What This Project Rebuilds

Scalar Value graph objects with reverse-mode backpropagation
Neuron, Layer, and MLP abstractions
SGD, Momentum, and Adam optimizers
Learning-rate schedulers and gradient clipping support
Mini-batch training, train/validation tracking, and benchmark artifact generation

Why It Matters

The point of the project is not novelty. The point is implementation-level understanding. Rebuilding the stack exposes how gradients flow, how optimizers actually update parameters, and what tradeoffs appear once you stop relying on framework internals.

Training Flow

Forward Pass
Build scalar graph

→

Backward Pass
Reverse-topological grad accumulation

→

Optimizer Step
Update parameter data

→

Trainer
Batching, metrics, scheduler

Optimizer Benchmark

Same dataset split, seed, architecture, and learning rate.

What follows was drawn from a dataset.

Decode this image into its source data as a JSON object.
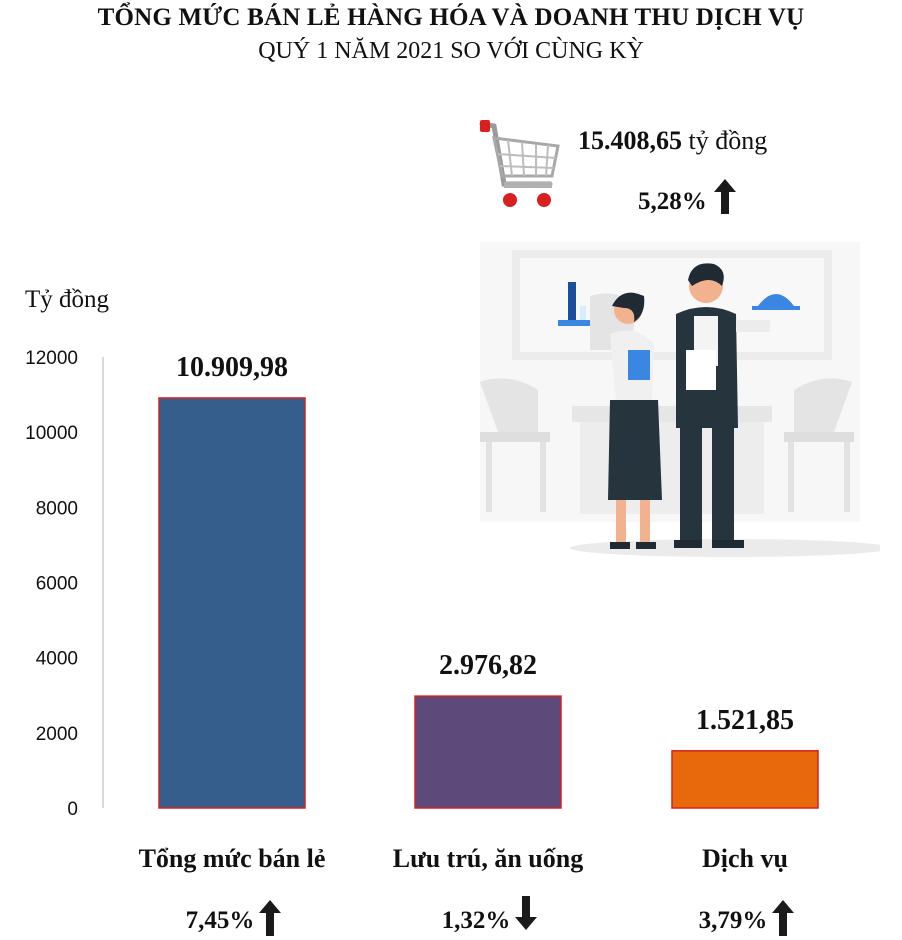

Only the optimizer changes.

Read benchmark notes

Optimizer	Final Train Loss	Final Val Loss	Best Val Loss	Best Epoch
SGD	0.010457	3.068415	0.773429	1
Momentum	0.000223	0.000002	0.000002	41
Adam	0.000408	0.002925	0.002925	60

Design Tradeoffs

Scalar-level autograd keeps internals visible but makes training slow.
Small abstractions keep the code readable for learning and interview discussion.
The benchmark is intentionally tiny, so its results should be interpreted as educational, not general.

Limitations

No tensor backend, GPU support, mixed precision, or serious throughput story.
Numerical stability is limited compared with mature frameworks.
This is a proof-of-understanding artifact, not a production training library.